Aperture and Wendell Berry's "Sonata at Payne Hollow"

http://farm1.static.flickr.com/99/286251424_f86a9a3a36.jpg?v=0 In Wendell Berry’s "Sonata at Payne Hollow," Harlan and Anna are deceased lovers speaking to eachother in the present as ghosts. Anna comments to Harlan about the river that he’s “never seen enough of,” he keeps gazing upon it even after generations have come and gone. Harlan replies:

It never does anything twice. It needs forever to be in all its times and aspects and acts. To know it in time is only to begin to know it. To paint it, you must show it as less than it is. That is why

as a painter I never was at rest. Now I look and do not paint. This is the heaven of a painter––only to look, to see

without limit. It’s as if a poet finally were free to say only the simplest things.

Wendell Berry: from Given Poems, "Sonata at Payne Hollow" (pg 43)

http://johnwmacdonald.com/8005l_night_lights.jpg

Writing “perfectly clear” theology, as with all other arts, is like stopping the river of God’s work. Comprehensiveness and clarity are always in tension. Theology likes to be comprehensive. otherwise theology requires a slow shutter speed letting in light from all sort of angles. Theologians must choose between the benefits of darker swirling light “night shots,”like the one above ove the Ottowa River Parkway by John C. McDonald or the benefits of those surreal smoky looking shots of rivers in motion like the shot above of the Rupert River By Ian Diamond. Theology is to be done along the way, utilizing the material on the ground, fraught with its own weakness, leaving the imperfections that make each experience unique, it is to be a transitory prayer- a song of assent. Consider the evangelist John’s long, loose, time-lapsed takes:

What has come into being in [the Word] was life, and the life was the light of all people. The light shines in the darkness, and the darkness did not overcome it.

There was a man sent from God, whose name was John. He came as a witness to testify to the light, so that all might believe through him. He himself was not the light, but he came to testify to the light. The true light, which enlightens everyone, was coming into the world.

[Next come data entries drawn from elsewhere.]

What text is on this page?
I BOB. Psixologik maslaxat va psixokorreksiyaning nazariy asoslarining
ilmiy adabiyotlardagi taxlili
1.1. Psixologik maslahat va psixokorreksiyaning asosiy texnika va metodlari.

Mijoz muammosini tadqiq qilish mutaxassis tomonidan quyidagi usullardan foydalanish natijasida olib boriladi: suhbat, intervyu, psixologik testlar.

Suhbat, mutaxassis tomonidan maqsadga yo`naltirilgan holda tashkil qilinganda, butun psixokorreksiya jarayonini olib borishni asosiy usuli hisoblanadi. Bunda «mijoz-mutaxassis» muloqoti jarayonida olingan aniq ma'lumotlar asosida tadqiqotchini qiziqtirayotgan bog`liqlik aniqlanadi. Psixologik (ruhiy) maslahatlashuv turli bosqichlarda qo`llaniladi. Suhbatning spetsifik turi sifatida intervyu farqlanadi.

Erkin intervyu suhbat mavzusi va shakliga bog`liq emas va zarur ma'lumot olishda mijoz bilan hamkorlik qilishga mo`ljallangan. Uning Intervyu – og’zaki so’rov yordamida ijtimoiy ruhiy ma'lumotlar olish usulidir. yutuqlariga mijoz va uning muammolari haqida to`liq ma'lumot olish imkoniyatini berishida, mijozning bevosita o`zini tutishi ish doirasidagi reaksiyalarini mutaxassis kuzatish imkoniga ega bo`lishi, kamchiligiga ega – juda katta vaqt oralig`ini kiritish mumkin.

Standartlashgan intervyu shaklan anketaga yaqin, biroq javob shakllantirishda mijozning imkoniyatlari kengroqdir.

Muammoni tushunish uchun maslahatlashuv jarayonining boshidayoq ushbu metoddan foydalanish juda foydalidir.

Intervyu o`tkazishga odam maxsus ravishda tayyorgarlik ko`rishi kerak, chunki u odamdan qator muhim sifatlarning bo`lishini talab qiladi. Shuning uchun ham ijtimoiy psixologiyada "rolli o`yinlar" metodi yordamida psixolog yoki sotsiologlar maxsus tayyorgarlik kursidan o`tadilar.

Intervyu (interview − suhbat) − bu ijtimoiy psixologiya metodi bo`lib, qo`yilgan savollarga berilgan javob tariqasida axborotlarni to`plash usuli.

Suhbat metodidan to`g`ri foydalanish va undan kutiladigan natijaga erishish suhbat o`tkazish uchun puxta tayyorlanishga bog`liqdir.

He was in the world, and the world came into being through him; yet the world did not know him. He came to what was his own, and his own people did not accept him. But to all who received him, who believed in his name, he gave power to become children of God, who were born, not of blood or of the will of the flesh or of the will of man, but of God.

And the Word became flesh and lived among us, and we have seen his glory, the glory as of a father’s only son, full of grace and truth.

To choose a pretend “captured” portrayal of God, as a snap shot, with 400 speed film and quick shutter speed, and small aperture is to avoid the exposure to the scorching-brilliant glory of God. ‘To be like the children of Israel sending someone else up to Sinai. To cover our eyes, to resist light is to attempt mastery of it, to contain it, to domesticate it. To choose a pretend “still life” portrayal of God’s creativity is to make life what it is not. Such a choice explains away life’s rhythm: death and resurrection caught up in the baptism of the Holy Spirit, awaiting the revelation of the Children of God. To theologize is, as Wendell Berry describes painting, to “show it as less than it is.” In this case we can learn that both the personal nature of God and the created nature of God’s work is like the Word of God, it is dynamic or “living and active,” as the writer of Hebrews has sketched.